Großes Lob für die ITFM4, die den Aufbau maßgeblich übernahm
Besonders hervorzuheben ist der Einsatz der Klasse ITFM4, die den Aufbau der neuen Labore maßgeblich übernommen hat. Unter der Anleitung ihres Fachlehrers Marcel Schoppmeier wurden die Komponenten eigenständig montiert, verkabelt und für den Betrieb vorbereitet. Die Schülerinnen und Schüler konnten dabei ihr technisches Wissen anwenden und gleichzeitig wertvolle praktische Erfahrungen sammeln.
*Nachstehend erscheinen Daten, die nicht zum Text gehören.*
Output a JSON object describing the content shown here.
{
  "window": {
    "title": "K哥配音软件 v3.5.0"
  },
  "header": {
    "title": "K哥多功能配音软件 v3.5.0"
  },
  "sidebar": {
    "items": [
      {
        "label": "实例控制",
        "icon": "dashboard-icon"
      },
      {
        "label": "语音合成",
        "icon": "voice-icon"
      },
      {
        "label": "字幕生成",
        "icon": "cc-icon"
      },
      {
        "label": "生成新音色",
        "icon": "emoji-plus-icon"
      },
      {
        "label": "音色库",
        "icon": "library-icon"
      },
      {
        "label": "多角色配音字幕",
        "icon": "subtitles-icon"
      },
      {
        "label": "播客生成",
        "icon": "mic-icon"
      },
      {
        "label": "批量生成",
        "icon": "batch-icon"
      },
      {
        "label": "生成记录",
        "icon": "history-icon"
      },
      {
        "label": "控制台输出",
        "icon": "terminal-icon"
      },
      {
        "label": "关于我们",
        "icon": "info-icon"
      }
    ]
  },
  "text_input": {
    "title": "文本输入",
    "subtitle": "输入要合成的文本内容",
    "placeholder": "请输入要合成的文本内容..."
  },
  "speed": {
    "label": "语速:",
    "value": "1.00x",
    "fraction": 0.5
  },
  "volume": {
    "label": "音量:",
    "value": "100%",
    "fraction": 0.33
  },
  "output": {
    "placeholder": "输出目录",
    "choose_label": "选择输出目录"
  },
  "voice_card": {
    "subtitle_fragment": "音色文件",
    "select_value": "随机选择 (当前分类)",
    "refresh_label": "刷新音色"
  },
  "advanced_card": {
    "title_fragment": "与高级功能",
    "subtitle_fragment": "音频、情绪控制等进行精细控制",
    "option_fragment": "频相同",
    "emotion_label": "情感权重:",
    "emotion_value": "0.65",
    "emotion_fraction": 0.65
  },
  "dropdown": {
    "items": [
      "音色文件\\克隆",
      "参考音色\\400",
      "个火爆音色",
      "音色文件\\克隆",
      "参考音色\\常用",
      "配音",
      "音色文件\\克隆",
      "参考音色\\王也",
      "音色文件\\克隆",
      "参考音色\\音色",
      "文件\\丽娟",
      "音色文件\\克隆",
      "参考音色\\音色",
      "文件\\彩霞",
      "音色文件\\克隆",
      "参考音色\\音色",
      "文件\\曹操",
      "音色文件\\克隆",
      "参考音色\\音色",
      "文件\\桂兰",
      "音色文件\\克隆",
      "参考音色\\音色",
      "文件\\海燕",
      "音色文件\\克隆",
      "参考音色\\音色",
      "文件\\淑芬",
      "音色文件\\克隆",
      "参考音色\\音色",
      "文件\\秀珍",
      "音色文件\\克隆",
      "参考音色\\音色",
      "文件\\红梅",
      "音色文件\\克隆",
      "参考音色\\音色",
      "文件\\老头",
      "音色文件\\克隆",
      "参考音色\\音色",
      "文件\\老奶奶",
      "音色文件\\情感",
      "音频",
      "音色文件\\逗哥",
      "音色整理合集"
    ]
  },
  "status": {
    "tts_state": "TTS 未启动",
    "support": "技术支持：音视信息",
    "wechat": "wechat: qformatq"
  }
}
„Durch den eigenständigen Aufbau und die Arbeit ohne Simulationsumgebung können Detailwissen und Abläufe aus der Praxis unmittelbar abgebildet werden, ohne dass Inhalte abstrahiert werden müssen. Gleichzeitig wird die Identifikation mit den Inhalten und die Motivation gestärkt“, so Schoppmeier. Durch die erweiterte Ausstattung können künftig mehrere Lerngruppen parallel mit den mobilen Netzwerklaboren arbeiten.
Förderung durch Westfalen AG
Mit der erneuten Förderung setzt die Westfalen AG ein starkes Zeichen für die Unterstützung praxisnaher MINT-Bildung. Das LEBK bedankt sich herzlich für diese wertvolle Unterstützung.